The Federal Reserve’s granting BNY Mellon the ability to take custody of clients’ crypto assets is an example of the regulator showing favoritism toward an incumbent financial institution, digital-asset bank Custodia Bank said in a court brief it filed Wednesday.
BNY Mellon announced this week it was set to begin receiving clients’ cryptocurrencies, the culmination of an initiative the bank rolled out in February 2021 to develop a multi-asset digital custody and administration platform to hold, transfer and issue crypto on behalf of asset-management clients.

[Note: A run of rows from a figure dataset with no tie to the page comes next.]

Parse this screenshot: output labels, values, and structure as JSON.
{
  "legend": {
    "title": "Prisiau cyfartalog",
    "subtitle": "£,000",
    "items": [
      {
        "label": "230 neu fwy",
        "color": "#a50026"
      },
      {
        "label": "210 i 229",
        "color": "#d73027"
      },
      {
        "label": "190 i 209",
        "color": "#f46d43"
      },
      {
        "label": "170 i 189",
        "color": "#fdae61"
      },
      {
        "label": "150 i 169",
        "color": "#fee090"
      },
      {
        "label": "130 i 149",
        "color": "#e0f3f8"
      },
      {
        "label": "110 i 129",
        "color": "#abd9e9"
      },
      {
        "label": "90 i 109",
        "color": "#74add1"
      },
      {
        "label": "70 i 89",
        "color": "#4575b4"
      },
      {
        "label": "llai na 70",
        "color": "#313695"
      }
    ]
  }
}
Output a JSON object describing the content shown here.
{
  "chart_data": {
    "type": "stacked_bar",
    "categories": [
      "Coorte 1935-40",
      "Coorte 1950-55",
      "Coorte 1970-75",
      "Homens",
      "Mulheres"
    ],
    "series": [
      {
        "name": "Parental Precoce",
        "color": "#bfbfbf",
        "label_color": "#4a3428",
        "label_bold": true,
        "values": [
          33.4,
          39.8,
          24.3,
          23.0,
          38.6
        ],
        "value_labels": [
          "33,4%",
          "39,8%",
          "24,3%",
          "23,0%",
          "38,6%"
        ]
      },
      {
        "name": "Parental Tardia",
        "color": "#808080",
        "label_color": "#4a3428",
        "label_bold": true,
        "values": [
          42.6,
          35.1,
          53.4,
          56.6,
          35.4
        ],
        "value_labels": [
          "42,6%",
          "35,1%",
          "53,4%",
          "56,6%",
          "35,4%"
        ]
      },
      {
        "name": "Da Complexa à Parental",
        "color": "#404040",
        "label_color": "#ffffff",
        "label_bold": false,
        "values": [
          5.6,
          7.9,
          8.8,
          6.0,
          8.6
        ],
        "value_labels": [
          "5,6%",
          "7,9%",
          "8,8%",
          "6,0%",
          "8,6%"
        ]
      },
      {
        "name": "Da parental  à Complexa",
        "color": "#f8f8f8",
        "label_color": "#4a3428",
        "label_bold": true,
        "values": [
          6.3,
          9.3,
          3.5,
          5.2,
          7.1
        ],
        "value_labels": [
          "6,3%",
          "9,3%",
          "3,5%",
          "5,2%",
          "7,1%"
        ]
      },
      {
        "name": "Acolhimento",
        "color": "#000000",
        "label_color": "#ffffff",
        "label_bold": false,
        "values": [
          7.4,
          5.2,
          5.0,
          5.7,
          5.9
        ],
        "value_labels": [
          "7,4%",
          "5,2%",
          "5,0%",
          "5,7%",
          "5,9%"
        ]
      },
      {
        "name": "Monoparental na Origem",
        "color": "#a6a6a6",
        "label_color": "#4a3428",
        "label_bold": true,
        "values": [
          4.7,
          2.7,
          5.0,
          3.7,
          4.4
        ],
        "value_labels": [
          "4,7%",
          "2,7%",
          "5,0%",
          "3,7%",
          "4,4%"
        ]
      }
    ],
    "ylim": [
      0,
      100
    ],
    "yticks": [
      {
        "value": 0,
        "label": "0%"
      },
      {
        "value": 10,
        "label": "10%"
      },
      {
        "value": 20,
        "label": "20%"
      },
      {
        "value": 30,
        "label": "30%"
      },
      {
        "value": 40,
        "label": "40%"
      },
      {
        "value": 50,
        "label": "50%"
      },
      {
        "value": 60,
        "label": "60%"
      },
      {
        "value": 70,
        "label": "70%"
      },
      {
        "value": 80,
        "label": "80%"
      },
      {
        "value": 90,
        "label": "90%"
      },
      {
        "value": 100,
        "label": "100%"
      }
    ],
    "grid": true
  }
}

The move positions BNY Mellon as the first U.S.-based systemically important financial institution (SIFI) to store digital currencies and allow customers to use one custody platform for traditional and crypto holdings, the bank said.
Dollar and digital bank Custodia, which has been waiting 2½ years for a Fed master account, sued the Federal Reserve in June over what it claims is an “unlawful delay” in processing its application.
The Fed’s own standard form agreement states the process should take five to seven business days, the Wyoming-based bank alleges in the complaint.
BNY Mellon’s announcement Tuesday spurred Custodia to file a supplemental brief, urging the court to take notice of the development, claiming it “aligns precisely with the allegations of favoritism” Custodia raised over the summer.
While participating as a panelist at DC Fintech Week, Custodia Bank CEO Caitlin Long addressed BNY Mellon’s crypto announcement and accused the Fed of hypocrisy.
"You will see a filing from my company in that lawsuit pertaining to the announcement this morning because the Federal Reserve filed filings last week talking about the risk to the financial system from crypto and then today a Federal Reserve-supervised bank holding company enters crypto," Long said. "We've been waiting two and a half years to do that.”
Custodia, formerly known as Avanti, was granted a special-purpose depository institution (SPDI) license in Wyoming in 2020, and is seeking access to the Federal Reserve’s banking system for clearing U.S. dollar transactions without having to use an intermediary bank.
The bank said access to a master account is vital to its ability to operate effectively and efficiently.
Referencing a report the Fed released last month in which it warned of the risks and challenges digital assets pose to the financial system, Long said BNY Mellon’s crypto announcement showcased the regulator’s lack of consistency.
“Look at what the Fed actually said last week versus what it did today,” Long said.
In its lawsuit, Custodia said BNY Mellon’s announcement directly refutes the Fed’s argument that “allowing banks with master accounts to provide custodial services for digital assets poses systemic risks that warrant additional evaluation, thus justifying indefinite delay.”
The move is an example of the Federal Reserve “picking winners and losers," tweeted Tyler Lindholm, state policy director for Sen. Cynthia Lummis, R-WY, whose office is spearheading legislation that would create a regulatory framework for digital assets.
"They 'picked' the oldest bank in the U.S. to custody but have blocked Fintech startup banks in Wyoming," said Lindholm, a former co-chair of the Wyoming Blockchain Task Force.